W październiku poseł Franciszek Sterczewski skierował do ministra infrastruktury interpelację, w której zapytał, dlaczego dotychczas nie podjęto działań zmierzających do wdrożenia cyfrowej wersji systemu Radio-Stop.

Andrzej Bittel, sekretarz stanu w Ministerstwie Infrastruktury, poinformował, że wprowadzenie cyfrowego sygnału „ALARM” w systemie radio-stop było ograniczone aspektami technicznymi związanymi ze znaczną liczbą eksploatowanych obecnie analogowych radiotelefonów starego typu przez przewoźników kolejowych oraz zarządcę infrastruktury, które muszą ulec wymianie.

Jedynym rozwiązaniem umożliwiającym wprowadzenie zabezpieczonej cyfrowej wersji sygnału „ALARM” w sieci radiołączności 150 MHz jest wymiana wszystkich urządzeń starszej generacji na nowoczesne radiotelefony zarówno po stronie przewoźników kolejowych, jak i zarządcy infrastruktury – zaznaczył Bittel.

Poseł Sterczewski dopytywał, jakie warunki będzie spełniał zapowiedziany cyfrowy system radio-stop.

Przedstawiciel resortu infrastruktury wytłumaczył, że cyfrowy zabezpieczony sygnał „ALARM” w systemie Radio-Stop w sieci radiołączności 150 MHz będzie spełniał takie same warunki, jakie spełnia obecnie używany sygnał „ALARM”, przy jednoczesnym zminimalizowaniu nieuprawnionego nadawania.

Wysłanie tego sygnału na wyznaczonym kanale radiołączności sieci pociągowej spowoduje zatrzymanie wszystkich pojazdów w obszarze zasięgu działania radiotelefonu, z którego nadano sygnał – dodał.

Zapłacą przewoźnicy i zarządcy

Poseł Sterczewski zapytał również, dlaczego za wdrożenie cyfrowych radiotelefonów mają zapłacić przewoźnicy, a nie zarządcy infrastruktury.

Wiceminister wyjaśnił, że sygnał „ALARM” nadawany w sieci radiołączności 150 MHz jest sygnałem odbieranym i nadawanym przez urządzenia zainstalowane w kabinie maszynisty oraz jest powiązany z układem hamulcowym na pojazdach kolejowych, realizującym funkcje zatrzymania taboru w sytuacji awaryjnej.

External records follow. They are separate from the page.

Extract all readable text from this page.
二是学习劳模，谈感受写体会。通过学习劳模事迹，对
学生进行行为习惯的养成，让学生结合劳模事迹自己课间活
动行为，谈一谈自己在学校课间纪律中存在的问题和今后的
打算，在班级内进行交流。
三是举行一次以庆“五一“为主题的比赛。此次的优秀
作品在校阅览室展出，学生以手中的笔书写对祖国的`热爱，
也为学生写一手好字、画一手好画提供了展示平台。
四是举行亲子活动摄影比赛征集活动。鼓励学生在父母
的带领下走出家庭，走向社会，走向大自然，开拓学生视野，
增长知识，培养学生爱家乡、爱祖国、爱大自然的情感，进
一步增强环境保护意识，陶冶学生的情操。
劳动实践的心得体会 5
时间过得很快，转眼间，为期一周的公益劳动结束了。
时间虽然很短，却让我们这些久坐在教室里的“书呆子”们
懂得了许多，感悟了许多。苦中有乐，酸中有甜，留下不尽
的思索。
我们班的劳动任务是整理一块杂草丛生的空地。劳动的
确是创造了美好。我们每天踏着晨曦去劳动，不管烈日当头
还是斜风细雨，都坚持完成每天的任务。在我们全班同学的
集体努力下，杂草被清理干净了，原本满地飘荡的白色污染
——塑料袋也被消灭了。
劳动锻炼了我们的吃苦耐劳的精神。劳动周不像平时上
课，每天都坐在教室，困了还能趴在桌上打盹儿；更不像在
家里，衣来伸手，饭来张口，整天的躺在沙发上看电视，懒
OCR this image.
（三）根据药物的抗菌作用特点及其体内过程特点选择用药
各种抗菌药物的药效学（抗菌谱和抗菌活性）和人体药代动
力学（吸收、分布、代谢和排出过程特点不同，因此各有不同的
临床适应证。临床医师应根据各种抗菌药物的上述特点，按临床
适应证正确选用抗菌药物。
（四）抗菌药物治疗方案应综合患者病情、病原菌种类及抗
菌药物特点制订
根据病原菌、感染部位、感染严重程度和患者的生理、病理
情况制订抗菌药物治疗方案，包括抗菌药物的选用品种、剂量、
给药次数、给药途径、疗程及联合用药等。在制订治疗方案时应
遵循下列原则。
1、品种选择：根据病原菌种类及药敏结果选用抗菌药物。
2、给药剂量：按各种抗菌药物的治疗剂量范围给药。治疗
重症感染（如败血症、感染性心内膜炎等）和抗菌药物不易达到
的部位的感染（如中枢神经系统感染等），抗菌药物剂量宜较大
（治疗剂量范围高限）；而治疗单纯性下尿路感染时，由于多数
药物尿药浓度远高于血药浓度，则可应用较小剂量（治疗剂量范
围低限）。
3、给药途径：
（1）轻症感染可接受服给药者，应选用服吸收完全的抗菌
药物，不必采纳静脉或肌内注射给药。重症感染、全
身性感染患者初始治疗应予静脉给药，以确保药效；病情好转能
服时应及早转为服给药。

Nadanie sygnału „ALARM” może być realizowane przez maszynistów pojazdów trakcyjnych oraz uprawnionych pracowników zarządcy infrastruktury. Poprawne działanie tego systemu jest uzależnione od zastosowania odpowiedniego typu urządzeń przez wszystkich użytkowników sieci. Aktualnie zarówno przewoźnicy kolejowi, jak i zarządca infrastruktury eksploatują setki radiotelefonów wyprodukowanych w latach 80. i 90. ubiegłego wieku.

Aby wprowadzić cyfrową formę sygnału „ALARM”, każdy zainteresowany podmiot musi we własnym zakresie wymienić radiotelefony starszego typu na nowsze, w których implementacja nowego sygnału będzie możliwa. W związku z powyższym koszty związane z wymianą muszą zostać poniesione zarówno przez zarządcę infrastruktury, jak i przewoźników kolejowych – podsumował Andrzej Bittel, sekretarz stanu w Ministerstwie Infrastruktury.

Dodajmy, że pod koniec sierpnia Ireneusz Merchel, prezes PKP Polskie Linie Kolejowe zapowiedział przyspieszenie wymiany systemu radio-stop na cyfrowy.